Twin Peaks: Part 6 (2017)
Season 1, Episode 6
Funny, cute, tender, shocking
23 January 2020
Warning: Spoilers
Often with Lynch you just have to kind of go with it and this is definitely one of those episodes. It loiters even more than usual between silly and shocking, funny and sad.

This is the first episode where a score plays more of a role instead of just silence, such as in the first scene where a disoriented Dale Cooper is found by police and delivered home. It's sweet afterwards when he sits down by Sonny Jim, offering him a crisp and playing with the bedroom light. It's interesting that when he seems most human, most connected with the world around him, is when he's with a child. And then, Cooper starts working on the case files... and only David Lynch (helped along by the atmospheric score) could create such a mesmirising scene out of this.

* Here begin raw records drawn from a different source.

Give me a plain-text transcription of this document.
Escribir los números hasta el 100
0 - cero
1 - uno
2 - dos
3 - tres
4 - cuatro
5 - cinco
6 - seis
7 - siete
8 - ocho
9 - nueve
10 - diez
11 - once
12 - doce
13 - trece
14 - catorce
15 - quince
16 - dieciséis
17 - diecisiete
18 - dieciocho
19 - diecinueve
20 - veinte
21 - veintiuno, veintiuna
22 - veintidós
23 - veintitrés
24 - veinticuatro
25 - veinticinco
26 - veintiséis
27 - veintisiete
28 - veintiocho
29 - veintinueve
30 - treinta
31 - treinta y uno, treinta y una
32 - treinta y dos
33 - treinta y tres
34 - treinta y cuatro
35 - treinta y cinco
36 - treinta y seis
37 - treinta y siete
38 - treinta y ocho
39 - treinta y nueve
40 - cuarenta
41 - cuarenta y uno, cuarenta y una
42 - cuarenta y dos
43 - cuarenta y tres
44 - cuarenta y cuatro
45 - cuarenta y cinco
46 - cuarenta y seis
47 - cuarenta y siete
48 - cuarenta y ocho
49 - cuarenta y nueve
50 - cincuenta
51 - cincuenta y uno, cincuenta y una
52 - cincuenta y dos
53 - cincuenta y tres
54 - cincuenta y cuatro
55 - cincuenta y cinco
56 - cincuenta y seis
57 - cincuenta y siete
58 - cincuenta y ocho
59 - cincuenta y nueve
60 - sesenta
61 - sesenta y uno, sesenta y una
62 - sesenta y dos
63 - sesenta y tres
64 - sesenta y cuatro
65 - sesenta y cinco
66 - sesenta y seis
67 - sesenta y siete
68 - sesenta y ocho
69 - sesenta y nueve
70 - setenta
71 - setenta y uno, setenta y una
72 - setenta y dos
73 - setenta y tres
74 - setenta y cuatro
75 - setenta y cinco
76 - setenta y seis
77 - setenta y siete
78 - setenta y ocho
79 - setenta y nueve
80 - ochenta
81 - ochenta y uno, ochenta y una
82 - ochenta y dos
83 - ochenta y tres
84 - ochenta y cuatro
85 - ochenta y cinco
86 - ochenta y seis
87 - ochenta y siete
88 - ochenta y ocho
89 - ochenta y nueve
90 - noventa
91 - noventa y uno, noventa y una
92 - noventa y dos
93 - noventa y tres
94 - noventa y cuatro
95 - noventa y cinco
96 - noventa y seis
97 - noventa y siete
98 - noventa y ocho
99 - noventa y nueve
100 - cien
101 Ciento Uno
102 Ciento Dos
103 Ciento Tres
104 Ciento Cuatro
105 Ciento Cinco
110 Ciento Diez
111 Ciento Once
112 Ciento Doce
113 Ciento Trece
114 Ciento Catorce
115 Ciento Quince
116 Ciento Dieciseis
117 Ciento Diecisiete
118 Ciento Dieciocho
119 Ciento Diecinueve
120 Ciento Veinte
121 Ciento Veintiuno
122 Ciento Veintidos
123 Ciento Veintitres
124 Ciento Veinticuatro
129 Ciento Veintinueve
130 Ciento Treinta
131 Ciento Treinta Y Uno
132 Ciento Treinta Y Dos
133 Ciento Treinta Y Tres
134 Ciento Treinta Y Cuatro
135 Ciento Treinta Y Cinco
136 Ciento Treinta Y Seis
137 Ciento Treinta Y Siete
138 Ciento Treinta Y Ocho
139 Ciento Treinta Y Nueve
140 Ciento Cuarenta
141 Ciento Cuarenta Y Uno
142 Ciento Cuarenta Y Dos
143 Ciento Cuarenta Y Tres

Meanwhile a drug trafficking scene seems almost normal, although Red's unpredictability makes it pretty intense. But then he flips a coin, and it somehow manages to land in Richard Horne's mouth as well as in Red's hand.

I think the thing that makes this episode what it is is the part following Carl Rodd. It's so separate from the rest of the story that it could easily have been a short film, yet in the space of a few minutes it put me through several strong emotions. At first, it's confusion as to why Lynch has seemingly randomly decided to focus on Carl Rodd, Mickey and Bill and then cut away to the cafe and to Richard Horne madly driving his truck. Then, in a beautiful scene you see Carl Rodd finding beauty around him, in nature and in a mother playing with her child. And then, all the things introduced in these few scenes come together. When it cuts to Horne again you can start to see how it's going to end up, a slow motion car crash with all the pieces painstakingly laid out: the speeding driver and the boy crossing the road. In a few seconds, it went from beautiful to gut-wrenching. It ends up strangely tender, with Carl Rodd being the only person to go and comfort the mother. This whole part was so out of the blue coming halfway through the episode, and it felt so real, with the emotion heightened by the score. Everything in it is purposeful and neatly set up and I think it exemplifies Lynch's ability to introduce several seemingly unrelated threads and bring them together perfectly. It's why I have faith that everything we see in this season has purpose, even if it isn't always immediately apparent.

As well as the emotional, there is also the bewildering. The Spike's killings seem to come out of nowhere thematically, and it's hard to see exactly how he ties into the main plot for now, although I expect it'll be something to do with Dougie Jones/Dale Cooper.